Der Merval-Index hat sich binnen Jahresfrist glattweg verdreifacht

Milei trat daher mit einem martialischen Kettensägen-Motiv vor der Wähler, den maroden Staat radikal kleinzuschneiden und einen marktwirtschaftlichen Neuanfang zu wagen. Der schillernde Liberale siegte und machte seine Ankündigung wahr. Argentinien wagte unter seiner Führung eine der mutigsten Strukturreformen der Welt. Die Zahl der Ministerien wurde kurzerhand halbiert, der Staatshaushalt rigoros auf Sparkurs saniert, zehntausende Staatsbeschäftigte unter lautstarken Protesten entlassen.

Die Welt blickt seither gespannt auf Buenos Aires, ob die Radikalkur wirkt.
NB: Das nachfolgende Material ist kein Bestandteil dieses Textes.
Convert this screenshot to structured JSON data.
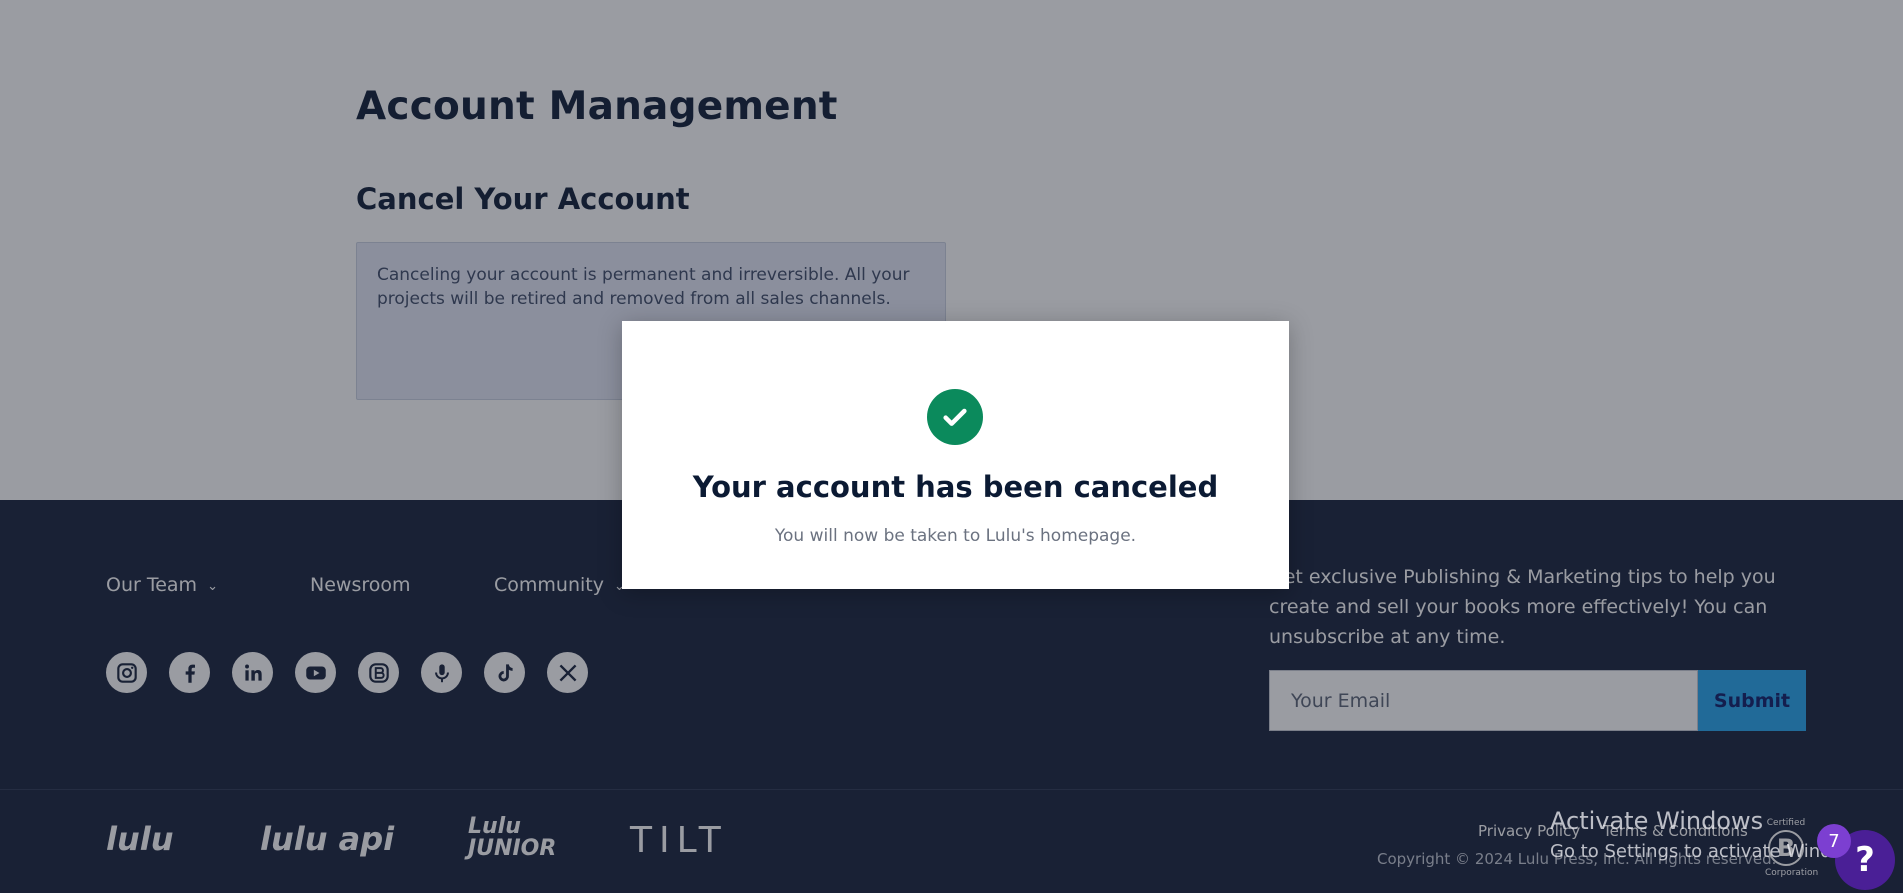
{
  "page": {
    "title": "Account Management",
    "section_title": "Cancel Your Account",
    "warning_text": "Canceling your account is permanent and irreversible. All your projects will be retired and removed from all sales channels."
  },
  "modal": {
    "icon": "check-circle-icon",
    "title": "Your account has been canceled",
    "message": "You will now be taken to Lulu's homepage."
  },
  "footer": {
    "nav": [
      "Our Team",
      "Newsroom",
      "Community"
    ],
    "socials": [
      "instagram-icon",
      "facebook-icon",
      "linkedin-icon",
      "youtube-icon",
      "blog-icon",
      "podcast-icon",
      "tiktok-icon",
      "x-icon"
    ],
    "newsletter_text": "Get exclusive Publishing & Marketing tips to help you create and sell your books more effectively! You can unsubscribe at any time.",
    "email_placeholder": "Your Email",
    "submit_label": "Submit",
    "brands": [
      "lulu",
      "lulu api",
      "Lulu JUNIOR",
      "TILT"
    ],
    "privacy_label": "Privacy Policy",
    "terms_label": "Terms & Conditions",
    "copyright": "Copyright © 2024 Lulu Press, Inc. All rights reserved.",
    "bcorp_top": "Certified",
    "bcorp_letter": "B",
    "bcorp_bottom": "Corporation"
  },
  "windows_watermark": {
    "line1": "Activate Windows",
    "line2": "Go to Settings to activate Windows."
  },
  "help": {
    "badge_count": "7",
    "label": "?"
  },
  "colors": {
    "footer_bg": "#15203a",
    "accent_blue": "#24a5ed",
    "success_green": "#0b8a5c",
    "help_purple": "#4a1f96"
  }
}
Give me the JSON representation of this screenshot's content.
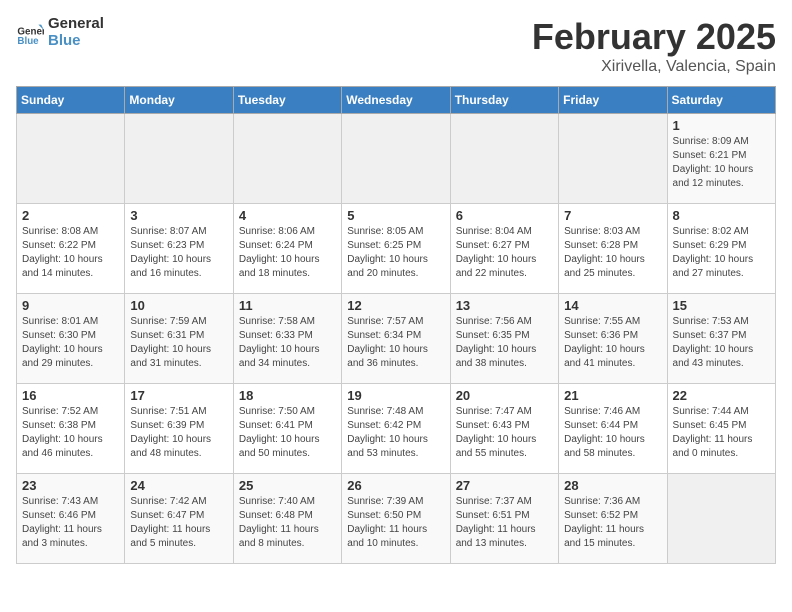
{
  "header": {
    "logo_general": "General",
    "logo_blue": "Blue",
    "month_title": "February 2025",
    "location": "Xirivella, Valencia, Spain"
  },
  "days_of_week": [
    "Sunday",
    "Monday",
    "Tuesday",
    "Wednesday",
    "Thursday",
    "Friday",
    "Saturday"
  ],
  "weeks": [
    [
      {
        "day": "",
        "info": ""
      },
      {
        "day": "",
        "info": ""
      },
      {
        "day": "",
        "info": ""
      },
      {
        "day": "",
        "info": ""
      },
      {
        "day": "",
        "info": ""
      },
      {
        "day": "",
        "info": ""
      },
      {
        "day": "1",
        "info": "Sunrise: 8:09 AM\nSunset: 6:21 PM\nDaylight: 10 hours\nand 12 minutes."
      }
    ],
    [
      {
        "day": "2",
        "info": "Sunrise: 8:08 AM\nSunset: 6:22 PM\nDaylight: 10 hours\nand 14 minutes."
      },
      {
        "day": "3",
        "info": "Sunrise: 8:07 AM\nSunset: 6:23 PM\nDaylight: 10 hours\nand 16 minutes."
      },
      {
        "day": "4",
        "info": "Sunrise: 8:06 AM\nSunset: 6:24 PM\nDaylight: 10 hours\nand 18 minutes."
      },
      {
        "day": "5",
        "info": "Sunrise: 8:05 AM\nSunset: 6:25 PM\nDaylight: 10 hours\nand 20 minutes."
      },
      {
        "day": "6",
        "info": "Sunrise: 8:04 AM\nSunset: 6:27 PM\nDaylight: 10 hours\nand 22 minutes."
      },
      {
        "day": "7",
        "info": "Sunrise: 8:03 AM\nSunset: 6:28 PM\nDaylight: 10 hours\nand 25 minutes."
      },
      {
        "day": "8",
        "info": "Sunrise: 8:02 AM\nSunset: 6:29 PM\nDaylight: 10 hours\nand 27 minutes."
      }
    ],
    [
      {
        "day": "9",
        "info": "Sunrise: 8:01 AM\nSunset: 6:30 PM\nDaylight: 10 hours\nand 29 minutes."
      },
      {
        "day": "10",
        "info": "Sunrise: 7:59 AM\nSunset: 6:31 PM\nDaylight: 10 hours\nand 31 minutes."
      },
      {
        "day": "11",
        "info": "Sunrise: 7:58 AM\nSunset: 6:33 PM\nDaylight: 10 hours\nand 34 minutes."
      },
      {
        "day": "12",
        "info": "Sunrise: 7:57 AM\nSunset: 6:34 PM\nDaylight: 10 hours\nand 36 minutes."
      },
      {
        "day": "13",
        "info": "Sunrise: 7:56 AM\nSunset: 6:35 PM\nDaylight: 10 hours\nand 38 minutes."
      },
      {
        "day": "14",
        "info": "Sunrise: 7:55 AM\nSunset: 6:36 PM\nDaylight: 10 hours\nand 41 minutes."
      },
      {
        "day": "15",
        "info": "Sunrise: 7:53 AM\nSunset: 6:37 PM\nDaylight: 10 hours\nand 43 minutes."
      }
    ],
    [
      {
        "day": "16",
        "info": "Sunrise: 7:52 AM\nSunset: 6:38 PM\nDaylight: 10 hours\nand 46 minutes."
      },
      {
        "day": "17",
        "info": "Sunrise: 7:51 AM\nSunset: 6:39 PM\nDaylight: 10 hours\nand 48 minutes."
      },
      {
        "day": "18",
        "info": "Sunrise: 7:50 AM\nSunset: 6:41 PM\nDaylight: 10 hours\nand 50 minutes."
      },
      {
        "day": "19",
        "info": "Sunrise: 7:48 AM\nSunset: 6:42 PM\nDaylight: 10 hours\nand 53 minutes."
      },
      {
        "day": "20",
        "info": "Sunrise: 7:47 AM\nSunset: 6:43 PM\nDaylight: 10 hours\nand 55 minutes."
      },
      {
        "day": "21",
        "info": "Sunrise: 7:46 AM\nSunset: 6:44 PM\nDaylight: 10 hours\nand 58 minutes."
      },
      {
        "day": "22",
        "info": "Sunrise: 7:44 AM\nSunset: 6:45 PM\nDaylight: 11 hours\nand 0 minutes."
      }
    ],
    [
      {
        "day": "23",
        "info": "Sunrise: 7:43 AM\nSunset: 6:46 PM\nDaylight: 11 hours\nand 3 minutes."
      },
      {
        "day": "24",
        "info": "Sunrise: 7:42 AM\nSunset: 6:47 PM\nDaylight: 11 hours\nand 5 minutes."
      },
      {
        "day": "25",
        "info": "Sunrise: 7:40 AM\nSunset: 6:48 PM\nDaylight: 11 hours\nand 8 minutes."
      },
      {
        "day": "26",
        "info": "Sunrise: 7:39 AM\nSunset: 6:50 PM\nDaylight: 11 hours\nand 10 minutes."
      },
      {
        "day": "27",
        "info": "Sunrise: 7:37 AM\nSunset: 6:51 PM\nDaylight: 11 hours\nand 13 minutes."
      },
      {
        "day": "28",
        "info": "Sunrise: 7:36 AM\nSunset: 6:52 PM\nDaylight: 11 hours\nand 15 minutes."
      },
      {
        "day": "",
        "info": ""
      }
    ]
  ]
}
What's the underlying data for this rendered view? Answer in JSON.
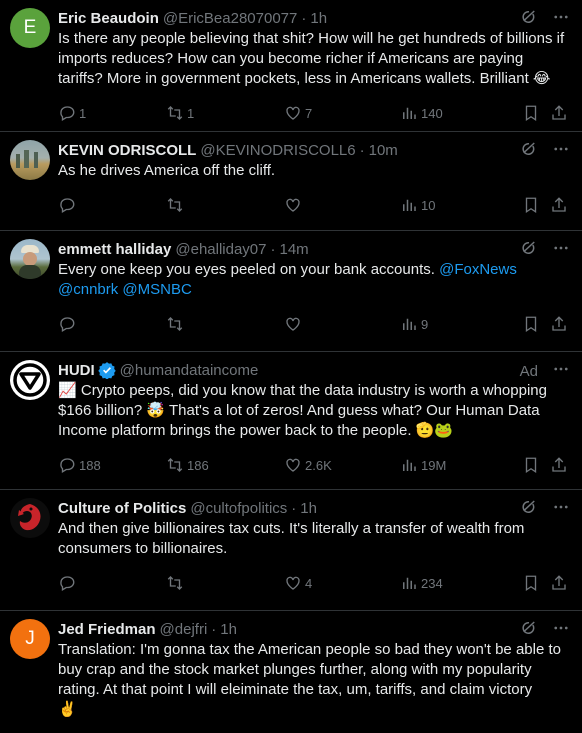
{
  "tweets": [
    {
      "name": "Eric Beaudoin",
      "handle": "@EricBea28070077",
      "time": "1h",
      "avatar_letter": "E",
      "avatar_color": "#5aa23c",
      "text": "Is there any people believing that shit? How will he get hundreds of billions if imports reduces? How can you become richer if Americans are paying tariffs? More in government pockets, less in Americans wallets. Brilliant",
      "emoji_end": "😂",
      "replies": "1",
      "retweets": "1",
      "likes": "7",
      "views": "140"
    },
    {
      "name": "KEVIN ODRISCOLL",
      "handle": "@KEVINODRISCOLL6",
      "time": "10m",
      "text": "As he drives America off the cliff.",
      "replies": "",
      "retweets": "",
      "likes": "",
      "views": "10"
    },
    {
      "name": "emmett halliday",
      "handle": "@ehalliday07",
      "time": "14m",
      "text_pre": "Every one keep you eyes peeled on your bank accounts. ",
      "mention1": "@FoxNews",
      "mention2": "@cnnbrk",
      "mention3": "@MSNBC",
      "replies": "",
      "retweets": "",
      "likes": "",
      "views": "9"
    },
    {
      "name": "HUDI",
      "handle": "@humandataincome",
      "ad_label": "Ad",
      "emoji_start": "📈",
      "text_a": " Crypto peeps, did you know that the data industry is worth a whopping $166 billion? ",
      "emoji_mid": "🤯",
      "text_b": " That's a lot of zeros! And guess what? Our Human Data Income platform brings the power back to the people. ",
      "emoji_end": "🫡🐸",
      "replies": "188",
      "retweets": "186",
      "likes": "2.6K",
      "views": "19M"
    },
    {
      "name": "Culture of Politics",
      "handle": "@cultofpolitics",
      "time": "1h",
      "text": "And then give billionaires tax cuts. It's literally a transfer of wealth from consumers to billionaires.",
      "replies": "",
      "retweets": "",
      "likes": "4",
      "views": "234"
    },
    {
      "name": "Jed Friedman",
      "handle": "@dejfri",
      "time": "1h",
      "avatar_letter": "J",
      "avatar_color": "#f2710f",
      "text": "Translation: I'm gonna tax the American people so bad they won't be able to buy crap and the stock market plunges further, along with my popularity rating. At that point I will eleiminate the tax, um, tariffs, and claim victory",
      "emoji_end": "✌️"
    }
  ]
}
Im ersten Halbjahr brach die Wirtschaft noch um 3,4 Prozent ein, Massenproteste machten Schlagzeilen. Zum Einjährigen aber gibt es verblüffende Hoffnungssignale. Der Staatshaushalt meldet zum achten Monat in Folge kein Defizit mehr.

Die Hyperinflation ist besiegt, im Sommer meldete das Land die ersten Wochen mit Null-Inflation seit 30 Jahren. Die Renten liegen heute real um 10 Prozent höher als vor einem Jahr. Die Börse spiegelt das Comeback Argentiniens mit bemerkenswerten Kursgewinnen.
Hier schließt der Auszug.